4.10.410 Full faith and credit for foreign child support orders.

Properly issued court and administrative orders, judgments or decrees of other Indian tribes, states or Federal agencies that relate to child support will be given full faith and credit pursuant to 28 U.S.C. 1738B. Such orders will be considered properly issued when the issuing court or administrative agency had personal jurisdiction over the person claimed to be bound by the foreign order, subject matter jurisdiction over the matter, proper service of process under the law of the issuing jurisdiction was made on such person, and the order was issued according to the laws of that jurisdiction and does not violate the public policy of the Tulalip Tribes.

The party seeking registration of a foreign order shall file a certified copy of the underlying order with the Tribal Court Clerk along with 30-day summons to be served upon the obligor parent. A foreign order is authenticated by reasonable proof that the document rendered to the Clerk of Court is a true copy of the foreign order as it is recorded in the agency or court of the issuing jurisdiction. A certified copy of the original order from the issuing court shall constitute sufficient evidence of authenticity.

Any party to such a foreign order may, within 30 days of the service of such order, judgment and/or decree upon the other party, apply for hearing on the order before the Tribal Court. Upon such application, the Tribal Court shall hold a hearing to determine the validity of such order, judgment, and/or decree, and shall consider issues raised by the other party, including, but not limited to, the jurisdiction of the foreign court and whether such order, judgment, and/or decree is contrary to the laws, both written and customary, of the Tulalip Tribes.

Unless defects in jurisdiction are apparent on the face of the foreign order, the person contesting enforcement of the order has the burden of showing the order is not valid. Upon a failure to respond to notice of the order and to timely contest it, the Court shall enforce the foreign order.
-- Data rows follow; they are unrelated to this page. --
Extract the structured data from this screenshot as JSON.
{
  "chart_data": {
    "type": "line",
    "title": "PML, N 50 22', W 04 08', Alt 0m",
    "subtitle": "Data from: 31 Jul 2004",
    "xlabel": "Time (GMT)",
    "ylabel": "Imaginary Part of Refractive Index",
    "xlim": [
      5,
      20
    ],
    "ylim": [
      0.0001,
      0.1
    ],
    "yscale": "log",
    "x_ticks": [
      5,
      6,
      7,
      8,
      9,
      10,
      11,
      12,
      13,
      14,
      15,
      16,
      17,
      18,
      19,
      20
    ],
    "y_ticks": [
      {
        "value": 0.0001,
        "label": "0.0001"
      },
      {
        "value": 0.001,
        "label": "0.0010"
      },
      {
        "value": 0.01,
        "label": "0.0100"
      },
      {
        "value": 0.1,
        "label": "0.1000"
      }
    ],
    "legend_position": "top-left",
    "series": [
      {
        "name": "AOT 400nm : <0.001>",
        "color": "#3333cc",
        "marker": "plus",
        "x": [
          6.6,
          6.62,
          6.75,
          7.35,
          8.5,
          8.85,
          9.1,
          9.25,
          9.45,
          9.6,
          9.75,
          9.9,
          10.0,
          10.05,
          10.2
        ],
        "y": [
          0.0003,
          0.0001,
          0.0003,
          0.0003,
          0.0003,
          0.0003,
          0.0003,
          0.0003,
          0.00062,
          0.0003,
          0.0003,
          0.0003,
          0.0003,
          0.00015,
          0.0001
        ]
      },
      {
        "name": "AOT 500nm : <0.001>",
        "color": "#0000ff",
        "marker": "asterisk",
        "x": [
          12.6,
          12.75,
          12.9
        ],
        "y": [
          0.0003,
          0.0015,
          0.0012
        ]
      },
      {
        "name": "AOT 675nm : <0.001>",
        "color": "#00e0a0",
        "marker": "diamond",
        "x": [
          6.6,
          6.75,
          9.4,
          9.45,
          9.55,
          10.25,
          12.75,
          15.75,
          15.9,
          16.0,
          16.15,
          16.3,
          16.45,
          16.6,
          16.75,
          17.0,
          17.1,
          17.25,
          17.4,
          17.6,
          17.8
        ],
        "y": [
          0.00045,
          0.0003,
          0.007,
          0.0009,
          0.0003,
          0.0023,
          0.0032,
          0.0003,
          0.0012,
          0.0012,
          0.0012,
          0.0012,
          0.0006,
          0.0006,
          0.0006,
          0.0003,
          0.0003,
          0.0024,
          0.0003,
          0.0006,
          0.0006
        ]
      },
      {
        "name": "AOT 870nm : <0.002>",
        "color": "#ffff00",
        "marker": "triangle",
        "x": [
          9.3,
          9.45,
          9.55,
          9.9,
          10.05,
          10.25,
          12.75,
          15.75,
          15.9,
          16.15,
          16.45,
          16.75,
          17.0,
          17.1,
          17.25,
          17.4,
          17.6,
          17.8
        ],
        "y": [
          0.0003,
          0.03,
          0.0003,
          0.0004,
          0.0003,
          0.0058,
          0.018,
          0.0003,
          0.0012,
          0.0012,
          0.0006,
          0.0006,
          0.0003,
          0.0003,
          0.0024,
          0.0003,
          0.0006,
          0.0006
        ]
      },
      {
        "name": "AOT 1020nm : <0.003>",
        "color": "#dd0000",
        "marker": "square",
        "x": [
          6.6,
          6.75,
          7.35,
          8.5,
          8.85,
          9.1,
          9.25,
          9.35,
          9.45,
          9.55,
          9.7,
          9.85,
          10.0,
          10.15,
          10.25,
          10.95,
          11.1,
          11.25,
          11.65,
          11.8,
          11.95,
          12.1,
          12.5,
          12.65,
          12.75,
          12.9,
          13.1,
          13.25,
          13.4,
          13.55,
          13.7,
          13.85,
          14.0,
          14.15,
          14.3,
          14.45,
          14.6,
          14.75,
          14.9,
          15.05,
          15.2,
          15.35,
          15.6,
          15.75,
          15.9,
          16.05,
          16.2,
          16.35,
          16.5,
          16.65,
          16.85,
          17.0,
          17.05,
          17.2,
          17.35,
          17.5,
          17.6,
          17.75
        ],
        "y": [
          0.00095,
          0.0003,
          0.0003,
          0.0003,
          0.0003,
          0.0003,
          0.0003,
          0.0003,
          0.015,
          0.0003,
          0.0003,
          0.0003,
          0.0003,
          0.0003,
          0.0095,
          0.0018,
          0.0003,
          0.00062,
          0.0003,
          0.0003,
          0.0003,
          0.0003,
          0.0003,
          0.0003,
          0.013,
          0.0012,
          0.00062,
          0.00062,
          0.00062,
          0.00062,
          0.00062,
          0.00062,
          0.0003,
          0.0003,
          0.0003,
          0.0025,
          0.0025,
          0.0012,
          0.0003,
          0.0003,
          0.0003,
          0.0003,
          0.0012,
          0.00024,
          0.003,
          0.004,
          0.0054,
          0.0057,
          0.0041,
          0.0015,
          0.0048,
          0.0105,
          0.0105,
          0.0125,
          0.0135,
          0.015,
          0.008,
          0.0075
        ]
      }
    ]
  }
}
Where a foreign order is invalid by reason of lack of personal jurisdiction in the agency or court of the issuing jurisdiction, the Court may adopt some or all of its provisions as an original order of the Court to the extent that it does not violate the public policy of the Tulalip Tribes. [Res. 2018-613].

4.10.420 Sovereign immunity.

Nothing in this chapter shall be construed as a waiver of sovereign immunity of the Tulalip Tribes. [Res. 2018-613; Res. 2013-444; Ord. 86 § 86.2.21, 8-7-2008 (Res. 2008-231). Formerly 4.10.380].